The first of these three songs is a great favourite, principally from its beautiful air. I am sure, there is scarcely a peasant in the south of Ireland who has not heard it. The second is the White Cockade, of which the first verse is English. The third is, at least, in Irish, a strain of higher mood; and, from its style and language, evidently written by a man of more than ordinary information.

O, SAY MY BROWN DRIMIN !

A Drimin doan dilis no sioda* na mbo.

(Drimin is the favourite name of a cow, by which Ireland is here allegorically denoted.

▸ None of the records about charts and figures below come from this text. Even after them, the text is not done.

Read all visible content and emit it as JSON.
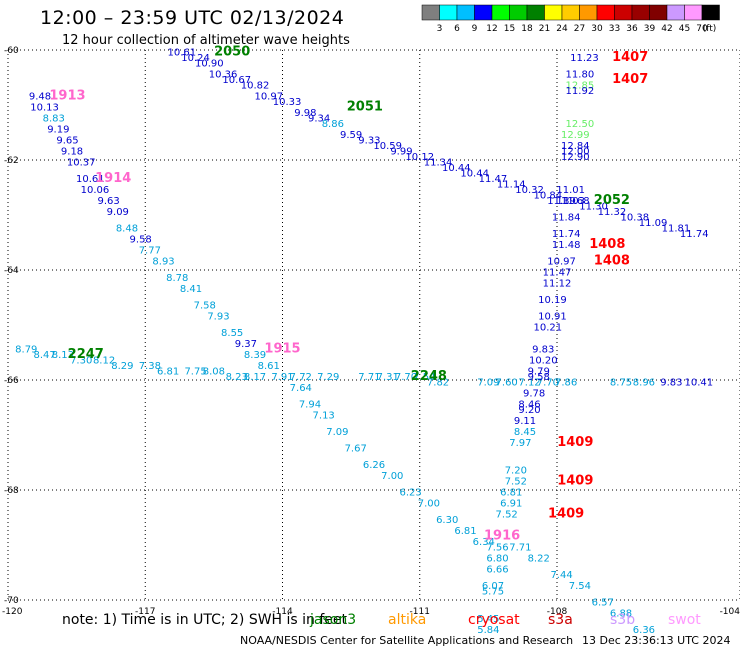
{
  "header": {
    "title": "12:00  –  23:59 UTC 02/13/2024",
    "subtitle": "12 hour collection of altimeter wave heights"
  },
  "colorbar": {
    "labels": [
      "3",
      "6",
      "9",
      "12",
      "15",
      "18",
      "21",
      "24",
      "27",
      "30",
      "33",
      "36",
      "39",
      "42",
      "45",
      "70",
      "(ft)"
    ],
    "colors": [
      "#7f7f7f",
      "#00ffff",
      "#00bfff",
      "#0000ff",
      "#00ff00",
      "#00cc00",
      "#008000",
      "#ffff00",
      "#ffcc00",
      "#ff9900",
      "#ff0000",
      "#cc0000",
      "#990000",
      "#800000",
      "#cc99ff",
      "#ff99ff",
      "#000000"
    ]
  },
  "legend": {
    "note": "note:  1) Time is in UTC; 2) SWH is in feet",
    "satellites": [
      {
        "name": "jason3",
        "color": "#008000"
      },
      {
        "name": "altika",
        "color": "#ff9900"
      },
      {
        "name": "cryosat",
        "color": "#ff0000"
      },
      {
        "name": "s3a",
        "color": "#cc0000"
      },
      {
        "name": "s3b",
        "color": "#cc99ff"
      },
      {
        "name": "swot",
        "color": "#ff99ff"
      }
    ]
  },
  "footer": {
    "credit": "NOAA/NESDIS Center for Satellite Applications and Research",
    "timestamp": "13 Dec 23:36:13 UTC 2024"
  },
  "chart_data": {
    "type": "scatter",
    "xlabel": "",
    "ylabel": "",
    "xlim": [
      -120,
      -104
    ],
    "ylim": [
      -70,
      -60
    ],
    "xticks": [
      -120,
      -117,
      -114,
      -111,
      -108,
      -104
    ],
    "yticks": [
      -60,
      -62,
      -64,
      -66,
      -68,
      -70
    ],
    "tick_labels_x": [
      "-120",
      "-117",
      "-114",
      "-111",
      "-108",
      "-104"
    ],
    "tick_labels_y": [
      "-60",
      "-62",
      "-64",
      "-66",
      "-68",
      "-70"
    ],
    "grid": true,
    "palette": {
      "b": "#0000cd",
      "c": "#00a0d8",
      "l": "#66ee66"
    },
    "tracks": [
      {
        "name": "swot",
        "label_color": "#ff66cc",
        "points": [
          [
            -119.3,
            -60.9,
            "9.48",
            "b"
          ],
          [
            -119.2,
            -61.1,
            "10.13",
            "b"
          ],
          [
            -119.0,
            -61.3,
            "8.83",
            "c"
          ],
          [
            -118.9,
            -61.5,
            "9.19",
            "b"
          ],
          [
            -118.7,
            -61.7,
            "9.65",
            "b"
          ],
          [
            -118.6,
            -61.9,
            "9.18",
            "b"
          ],
          [
            -118.4,
            -62.1,
            "10.37",
            "b"
          ],
          [
            -118.2,
            -62.4,
            "10.61",
            "b"
          ],
          [
            -118.1,
            -62.6,
            "10.06",
            "b"
          ],
          [
            -117.8,
            -62.8,
            "9.63",
            "b"
          ],
          [
            -117.6,
            -63.0,
            "9.09",
            "b"
          ],
          [
            -117.4,
            -63.3,
            "8.48",
            "c"
          ],
          [
            -117.1,
            -63.5,
            "9.58",
            "b"
          ],
          [
            -116.9,
            -63.7,
            "7.77",
            "c"
          ],
          [
            -116.6,
            -63.9,
            "8.93",
            "c"
          ],
          [
            -116.3,
            -64.2,
            "8.78",
            "c"
          ],
          [
            -116.0,
            -64.4,
            "8.41",
            "c"
          ],
          [
            -115.7,
            -64.7,
            "7.58",
            "c"
          ],
          [
            -115.4,
            -64.9,
            "7.93",
            "c"
          ],
          [
            -115.1,
            -65.2,
            "8.55",
            "c"
          ],
          [
            -114.8,
            -65.4,
            "9.37",
            "b"
          ],
          [
            -114.6,
            -65.6,
            "8.39",
            "c"
          ],
          [
            -114.3,
            -65.8,
            "8.61",
            "c"
          ],
          [
            -114.0,
            -66.0,
            "7.91",
            "c"
          ],
          [
            -113.6,
            -66.2,
            "7.64",
            "c"
          ],
          [
            -113.4,
            -66.5,
            "7.94",
            "c"
          ],
          [
            -113.1,
            -66.7,
            "7.13",
            "c"
          ],
          [
            -112.8,
            -67.0,
            "7.09",
            "c"
          ],
          [
            -112.4,
            -67.3,
            "7.67",
            "c"
          ],
          [
            -112.0,
            -67.6,
            "6.26",
            "c"
          ],
          [
            -111.6,
            -67.8,
            "7.00",
            "c"
          ],
          [
            -111.2,
            -68.1,
            "6.23",
            "c"
          ],
          [
            -110.8,
            -68.3,
            "7.00",
            "c"
          ],
          [
            -110.4,
            -68.6,
            "6.30",
            "c"
          ],
          [
            -110.0,
            -68.8,
            "6.81",
            "c"
          ],
          [
            -109.6,
            -69.0,
            "6.34",
            "c"
          ],
          [
            -109.3,
            -69.1,
            "7.56",
            "c"
          ]
        ],
        "passes": [
          [
            -118.7,
            -60.9,
            "1913"
          ],
          [
            -117.7,
            -62.4,
            "1914"
          ],
          [
            -114.0,
            -65.5,
            "1915"
          ],
          [
            -109.2,
            -68.9,
            "1916"
          ]
        ]
      },
      {
        "name": "jason3",
        "label_color": "#008000",
        "points": [
          [
            -116.2,
            -60.1,
            "10.61",
            "b"
          ],
          [
            -115.9,
            -60.2,
            "10.24",
            "b"
          ],
          [
            -115.6,
            -60.3,
            "10.90",
            "b"
          ],
          [
            -115.3,
            -60.5,
            "10.36",
            "b"
          ],
          [
            -115.0,
            -60.6,
            "10.67",
            "b"
          ],
          [
            -114.6,
            -60.7,
            "10.82",
            "b"
          ],
          [
            -114.3,
            -60.9,
            "10.97",
            "b"
          ],
          [
            -113.9,
            -61.0,
            "10.33",
            "b"
          ],
          [
            -113.5,
            -61.2,
            "9.98",
            "b"
          ],
          [
            -113.2,
            -61.3,
            "9.34",
            "b"
          ],
          [
            -112.9,
            -61.4,
            "8.86",
            "c"
          ],
          [
            -112.5,
            -61.6,
            "9.59",
            "b"
          ],
          [
            -112.1,
            -61.7,
            "9.33",
            "b"
          ],
          [
            -111.7,
            -61.8,
            "10.59",
            "b"
          ],
          [
            -111.4,
            -61.9,
            "9.99",
            "b"
          ],
          [
            -111.0,
            -62.0,
            "10.12",
            "b"
          ],
          [
            -110.6,
            -62.1,
            "11.34",
            "b"
          ],
          [
            -110.2,
            -62.2,
            "10.44",
            "b"
          ],
          [
            -109.8,
            -62.3,
            "10.44",
            "b"
          ],
          [
            -109.4,
            -62.4,
            "11.47",
            "b"
          ],
          [
            -109.0,
            -62.5,
            "11.14",
            "b"
          ],
          [
            -108.6,
            -62.6,
            "10.32",
            "b"
          ],
          [
            -108.2,
            -62.7,
            "10.84",
            "b"
          ],
          [
            -107.9,
            -62.8,
            "11.39",
            "b"
          ],
          [
            -107.6,
            -62.8,
            "11.68",
            "b"
          ],
          [
            -107.2,
            -62.9,
            "11.30",
            "b"
          ],
          [
            -106.8,
            -63.0,
            "11.32",
            "b"
          ],
          [
            -106.3,
            -63.1,
            "10.38",
            "b"
          ],
          [
            -105.9,
            -63.2,
            "11.09",
            "b"
          ],
          [
            -105.4,
            -63.3,
            "11.81",
            "b"
          ],
          [
            -105.0,
            -63.4,
            "11.74",
            "b"
          ],
          [
            -119.6,
            -65.5,
            "8.79",
            "c"
          ],
          [
            -119.2,
            -65.6,
            "8.47",
            "c"
          ],
          [
            -118.8,
            -65.6,
            "8.13",
            "c"
          ],
          [
            -118.4,
            -65.7,
            "7.30",
            "c"
          ],
          [
            -117.9,
            -65.7,
            "8.12",
            "c"
          ],
          [
            -117.5,
            -65.8,
            "8.29",
            "c"
          ],
          [
            -116.9,
            -65.8,
            "7.38",
            "c"
          ],
          [
            -116.5,
            -65.9,
            "6.81",
            "c"
          ],
          [
            -115.9,
            -65.9,
            "7.75",
            "c"
          ],
          [
            -115.5,
            -65.9,
            "8.08",
            "c"
          ],
          [
            -115.0,
            -66.0,
            "8.23",
            "c"
          ],
          [
            -114.6,
            -66.0,
            "8.17",
            "c"
          ],
          [
            -113.6,
            -66.0,
            "7.72",
            "c"
          ],
          [
            -113.0,
            -66.0,
            "7.29",
            "c"
          ],
          [
            -112.1,
            -66.0,
            "7.71",
            "c"
          ],
          [
            -111.7,
            -66.0,
            "7.31",
            "c"
          ],
          [
            -111.3,
            -66.0,
            "7.70",
            "c"
          ],
          [
            -110.9,
            -66.0,
            "7.54",
            "c"
          ],
          [
            -110.6,
            -66.1,
            "7.82",
            "c"
          ],
          [
            -109.5,
            -66.1,
            "7.09",
            "c"
          ],
          [
            -109.1,
            -66.1,
            "7.60",
            "c"
          ],
          [
            -108.6,
            -66.1,
            "7.12",
            "c"
          ],
          [
            -108.2,
            -66.1,
            "7.70",
            "c"
          ],
          [
            -107.8,
            -66.1,
            "7.86",
            "c"
          ],
          [
            -106.6,
            -66.1,
            "8.75",
            "c"
          ],
          [
            -106.1,
            -66.1,
            "8.96",
            "c"
          ],
          [
            -105.5,
            -66.1,
            "9.83",
            "b"
          ],
          [
            -104.9,
            -66.1,
            "10.41",
            "b"
          ]
        ],
        "passes": [
          [
            -115.1,
            -60.1,
            "2050"
          ],
          [
            -112.2,
            -61.1,
            "2051"
          ],
          [
            -106.8,
            -62.8,
            "2052"
          ],
          [
            -118.3,
            -65.6,
            "2247"
          ],
          [
            -110.8,
            -66.0,
            "2248"
          ]
        ]
      },
      {
        "name": "cryosat",
        "label_color": "#ff0000",
        "points": [
          [
            -107.4,
            -60.2,
            "11.23",
            "b"
          ],
          [
            -107.5,
            -60.5,
            "11.80",
            "b"
          ],
          [
            -107.5,
            -60.7,
            "12.85",
            "l"
          ],
          [
            -107.5,
            -60.8,
            "11.92",
            "b"
          ],
          [
            -107.5,
            -61.4,
            "12.50",
            "l"
          ],
          [
            -107.6,
            -61.6,
            "12.99",
            "l"
          ],
          [
            -107.6,
            -61.8,
            "12.84",
            "b"
          ],
          [
            -107.6,
            -61.9,
            "12.00",
            "b"
          ],
          [
            -107.6,
            -62.0,
            "12.90",
            "b"
          ],
          [
            -107.7,
            -62.6,
            "11.01",
            "b"
          ],
          [
            -107.7,
            -62.8,
            "11.03",
            "b"
          ],
          [
            -107.8,
            -63.1,
            "11.84",
            "b"
          ],
          [
            -107.8,
            -63.4,
            "11.74",
            "b"
          ],
          [
            -107.8,
            -63.6,
            "11.48",
            "b"
          ],
          [
            -107.9,
            -63.9,
            "10.97",
            "b"
          ],
          [
            -108.0,
            -64.1,
            "11.47",
            "b"
          ],
          [
            -108.0,
            -64.3,
            "11.12",
            "b"
          ],
          [
            -108.1,
            -64.6,
            "10.19",
            "b"
          ],
          [
            -108.1,
            -64.9,
            "10.91",
            "b"
          ],
          [
            -108.2,
            -65.1,
            "10.21",
            "b"
          ],
          [
            -108.3,
            -65.5,
            "9.83",
            "b"
          ],
          [
            -108.3,
            -65.7,
            "10.20",
            "b"
          ],
          [
            -108.4,
            -65.9,
            "9.79",
            "b"
          ],
          [
            -108.4,
            -66.0,
            "9.58",
            "b"
          ],
          [
            -108.5,
            -66.3,
            "9.78",
            "b"
          ],
          [
            -108.6,
            -66.5,
            "8.46",
            "b"
          ],
          [
            -108.6,
            -66.6,
            "9.20",
            "b"
          ],
          [
            -108.7,
            -66.8,
            "9.11",
            "b"
          ],
          [
            -108.7,
            -67.0,
            "8.45",
            "c"
          ],
          [
            -108.8,
            -67.2,
            "7.97",
            "c"
          ],
          [
            -108.9,
            -67.7,
            "7.20",
            "c"
          ],
          [
            -108.9,
            -67.9,
            "7.52",
            "c"
          ],
          [
            -109.0,
            -68.1,
            "6.81",
            "c"
          ],
          [
            -109.0,
            -68.3,
            "6.91",
            "c"
          ],
          [
            -109.1,
            -68.5,
            "7.52",
            "c"
          ],
          [
            -109.3,
            -69.3,
            "6.80",
            "c"
          ],
          [
            -109.3,
            -69.5,
            "6.66",
            "c"
          ],
          [
            -109.4,
            -69.8,
            "6.07",
            "c"
          ],
          [
            -109.4,
            -69.9,
            "5.75",
            "c"
          ],
          [
            -109.5,
            -70.4,
            "5.45",
            "c"
          ],
          [
            -109.5,
            -70.6,
            "5.84",
            "c"
          ],
          [
            -108.8,
            -69.1,
            "7.71",
            "c"
          ],
          [
            -108.4,
            -69.3,
            "8.22",
            "c"
          ],
          [
            -107.9,
            -69.6,
            "7.44",
            "c"
          ],
          [
            -107.5,
            -69.8,
            "7.54",
            "c"
          ],
          [
            -107.0,
            -70.1,
            "6.57",
            "c"
          ],
          [
            -106.6,
            -70.3,
            "6.88",
            "c"
          ],
          [
            -106.1,
            -70.6,
            "6.36",
            "c"
          ]
        ],
        "passes": [
          [
            -106.4,
            -60.2,
            "1407"
          ],
          [
            -106.4,
            -60.6,
            "1407"
          ],
          [
            -106.9,
            -63.6,
            "1408"
          ],
          [
            -106.8,
            -63.9,
            "1408"
          ],
          [
            -107.6,
            -67.2,
            "1409"
          ],
          [
            -107.6,
            -67.9,
            "1409"
          ],
          [
            -107.8,
            -68.5,
            "1409"
          ]
        ]
      }
    ]
  }
}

The five ends of Erin are the five kingdoms, Munster, Leinster, Ulster, Connaught, and Meath, into which the island was divided, under the Milesian dynasty.)

Silk of the cows, an idiomatic expression, for the most beautiful of cattle, which I have preserved in translating.

O, say my brown Drimin, thou silk of the kine,
Where, where are thy strong ones, last hope of thy line?

Too deep, and too long, is the slumber they take,
At the loud call of freedom, why don't they awake?

My strong ones have fallen, from the bright eye of day,
All darkly they sleep in their dwelling of clay;
The cold turf is o'er them, they hear not my cries,
And, since Lewis no aid gives, I cannot arise.

O! where art thou, Lewis? our eyes are on thee;
Are thy lofty ships walking in strength o'er the sea?
In freedom's last strife, if you linger or quail,
No morn e'er shall break on the night of the Gael.

But should the king's son, now bereft of his right,
Come proud in his strength, for his country to fight;
Like leaves on the trees, will new people arise,
And deep from their mountains, shout back to my cries.

When the prince, now an exile, shall come for his own,
The isles of his father, his rights, and his throne,
My people in battle the Saxons will meet,

And kick them before, like old shoes from their feet.

O'er mountains and valleys, they'll press on their rout,
The five ends of Erin shall ring to the shout;
My sons, all united, shall bless the glad day,
When the flint-hearted Saxon they've chas'd far away.